Die Frage nach dem Ursprung des Seins
Die Schönheit und gleichzeitige Zerbrechlichkeit dieser Welt lösen Fragen aus. So gab es in der Menschheitsgeschichte immer schon das Bedürfnis, zu erfahren, woher alles kommt: In Geschichten und Mythen erzählen die Religionen vom Ursprung.
Im ersten Teil der christlichen Bibel (der aus dem Judentum übernommen ist), gibt es sogar zwei Schöpfungsberichte.
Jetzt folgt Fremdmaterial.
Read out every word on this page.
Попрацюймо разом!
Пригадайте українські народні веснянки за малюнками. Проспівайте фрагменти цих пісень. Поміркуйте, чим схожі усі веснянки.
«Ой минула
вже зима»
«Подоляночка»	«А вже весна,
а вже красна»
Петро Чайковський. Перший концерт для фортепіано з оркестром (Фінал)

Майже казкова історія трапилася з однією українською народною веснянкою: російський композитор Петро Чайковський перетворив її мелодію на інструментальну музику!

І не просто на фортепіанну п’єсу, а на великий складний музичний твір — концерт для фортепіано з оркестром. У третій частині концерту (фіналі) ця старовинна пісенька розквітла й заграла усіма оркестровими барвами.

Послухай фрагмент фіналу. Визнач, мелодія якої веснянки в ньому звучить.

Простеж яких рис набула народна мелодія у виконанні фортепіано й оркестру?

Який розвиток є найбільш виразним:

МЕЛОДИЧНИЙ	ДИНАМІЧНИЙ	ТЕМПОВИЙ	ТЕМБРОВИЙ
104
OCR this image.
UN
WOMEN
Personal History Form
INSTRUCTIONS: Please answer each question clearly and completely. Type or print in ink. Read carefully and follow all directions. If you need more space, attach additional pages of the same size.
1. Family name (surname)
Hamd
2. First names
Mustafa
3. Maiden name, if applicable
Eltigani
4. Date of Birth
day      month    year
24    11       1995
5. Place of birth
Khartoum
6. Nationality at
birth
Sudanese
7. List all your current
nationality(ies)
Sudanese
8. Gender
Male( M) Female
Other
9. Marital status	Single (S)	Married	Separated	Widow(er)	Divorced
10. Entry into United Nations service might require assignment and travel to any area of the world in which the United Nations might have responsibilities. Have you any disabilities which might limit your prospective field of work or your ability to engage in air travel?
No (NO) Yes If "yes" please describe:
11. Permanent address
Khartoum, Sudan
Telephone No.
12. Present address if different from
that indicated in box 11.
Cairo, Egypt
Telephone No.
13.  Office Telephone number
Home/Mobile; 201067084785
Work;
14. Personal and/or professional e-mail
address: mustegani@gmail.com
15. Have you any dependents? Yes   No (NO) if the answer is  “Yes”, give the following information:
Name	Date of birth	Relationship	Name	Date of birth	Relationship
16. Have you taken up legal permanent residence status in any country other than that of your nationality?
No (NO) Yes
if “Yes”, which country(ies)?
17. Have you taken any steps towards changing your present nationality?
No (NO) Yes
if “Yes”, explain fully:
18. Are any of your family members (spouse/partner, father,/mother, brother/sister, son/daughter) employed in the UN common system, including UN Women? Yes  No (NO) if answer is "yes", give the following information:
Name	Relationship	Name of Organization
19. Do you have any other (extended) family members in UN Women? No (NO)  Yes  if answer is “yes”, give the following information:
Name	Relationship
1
Der erste (um 1000 v. Chr.) erzählt von einem Garten, in dem Gott den Menschen aus dem Ackerboden geformt hat. Der zweite (etwa 500 v. Chr) erzählt von der Erschaffung der Welt in sieben Tagen. Beide Erzählungen drücken aus: Gott hat diese Welt und jeden Menschen gewollt. In der Ausgestaltung greifen sie allerdings Fragen ihrer jeweiligen Zeit auf. So betont z.B. die Erschaffung der Welt in sieben Tagen, wie wichtig es ist, einen Tag in der Woche der Ruhe und dem Dank für alles zu widmen.
Menschen unserer Zeit kennen die wissenschaftlichen Theorien über die Entstehung der Erde. Dennoch bleiben auch für uns Fragen: Woher kommt z.B. die Energie für den Urknall? Warum ist die Welt nicht nur praktisch, sondern auch schön? Kann das alles, was um uns ist, nur Zufall sein? Die Frage nach dem Ursprung der Welt wird immer eine Frage nach Gott und dem persönlichen Glauben bleiben.